One of the things I like most about Atlanticville is that the dishes always incorporate a few surprises. This is immediately noticeable on the appetizer menu, which is one of the better ones around town.

The fried oyster plate ($9), served with housemade sausage and a piquant roasted garlic aioli, is one of the restaurant’s most popular starters, but for my money it’s upstaged by the inventive scallops ($12). As at most restaurants, the thick white scallops are seared brown and perfectly crispy on the top, but in a unique twist, Atlanticville wraps theirs not in bacon but in thin slices of smoked salmon. It’s an unusual combo that really works. The salmon sears up crispy around the edges and, like bacon, adds a touch of smoke, but the texture is even richer and silkier.

The tuna roll ($10) consists of a chunk of magenta tuna wrapped in white rice and nori then very lightly battered and fried. It’s served sliced into discs with a flashy drizzle of bright orange sriracha sauce on one side, which adds a big splash of fire, while the big pile of pickled ginger and thick shreds of kimchee on the other side provide a tangy, cool accent.

Seafood dominates the appetizers, but there are a few hearty land-based choices, too, like a braised short rib ($12) accompanied by three porcini-mushroom filled ravioli. The big hunk of beef is tender and succulent, but the ravioli steal the show. Made by local artisans Rio Bertolini, the squares of pasta are thin and delightfully firm, and they’re filled with a slightly spicy porcini filling that’s rich and complex. It’s the kind of appetizer that you gobble down in a flash and wish you’d ordered two.

After impressing with the appetizers, Atlanticville manages to deliver entrées that are as equally intriguing and surprising. The lump crab crusted mahi ($29) immediately grabs your attention; after all, how does one encrust something in crab meat? It’s a bit of a misnomer, since “encrusted” here means a layer of deviled crab spread over the top and lightly browned, but it’s exceptionally hearty and filling. It comes with an excellent succotash that blends corn and butter beans with country ham, onions, and sweet red pepper in a grainy mustard sauce with plenty of savory thyme. As if that’s not enough, there’s a bonus fried green tomato and pimento cheese sandwich, a delightful New Southern culinary mash-up that layers rich melted pimento cheese between two crisp, tangy green tomato slices. It’s not only out of the ordinary but delicious, too.

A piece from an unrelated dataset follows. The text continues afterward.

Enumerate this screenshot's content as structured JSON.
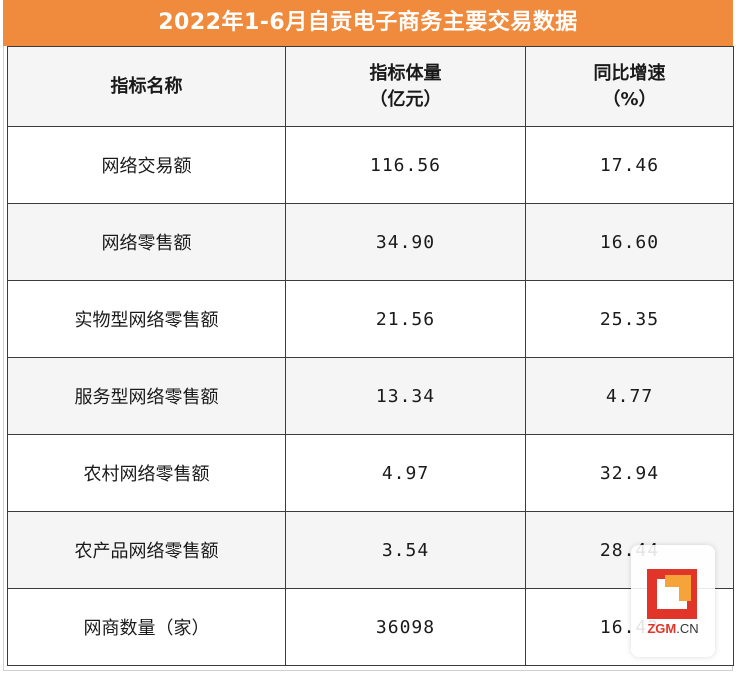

The other regular entrées show a fusion of international flavors, like a mojo criollo marinated chicken breast with black beans and rice ($24), along with more traditional fine dining offerings like a grilled veal chop over polenta ($30) and a tenderloin filet with garlic mashed potatoes ($28). It’s worth taking some time to check out the specials board each night, too, for worthy items appear with regularity. A recent cobia filet special served the fresh fish with a ball of white rice in a spicy watermelon broth. The cobia is mild and thick, and the white rice is equally mild, too, but the fish is seared a spicy brown, and cubes of watermelon and apple give a nice fruity crunch. The subtle interplay of sweet and spicy flavors really sneaks up on you — the kind of experience where you get lost in conversation and forget about the dish for a moment, and then suddenly you take another bite and are surprised all over again.

Many of the items on Atlanticville’s regular menu have Asian accents, like the Thai cucumber, tomato, and cilantro salad that accompanies the grilled peri peri prawns appetizer ($10) and the “forbidden rice” and wok-seared bok choy that accompany the duck breast entrée ($25). Those Eastern influences move to the forefront once a week for Thai Tuesday, whose special menu includes everything from pad Thai to a Chinese-style char siu pork.

All told, the multiple elements — the atmosphere, the food, the casual but attentive service — come together for a very pleasant dining experience. The big deck area, in particular, with its round metal tables adorned with white tablecloths and little tea light candles, is a fine blend of the casual and the elegant.

Old friends like Atlanticville tend to slip into the back of people’s minds as newer, flashier places come and go around town. But, on a pleasant evening when the breeze is up, it’s well worth a drive out to Sullivan’s to get reacquainted.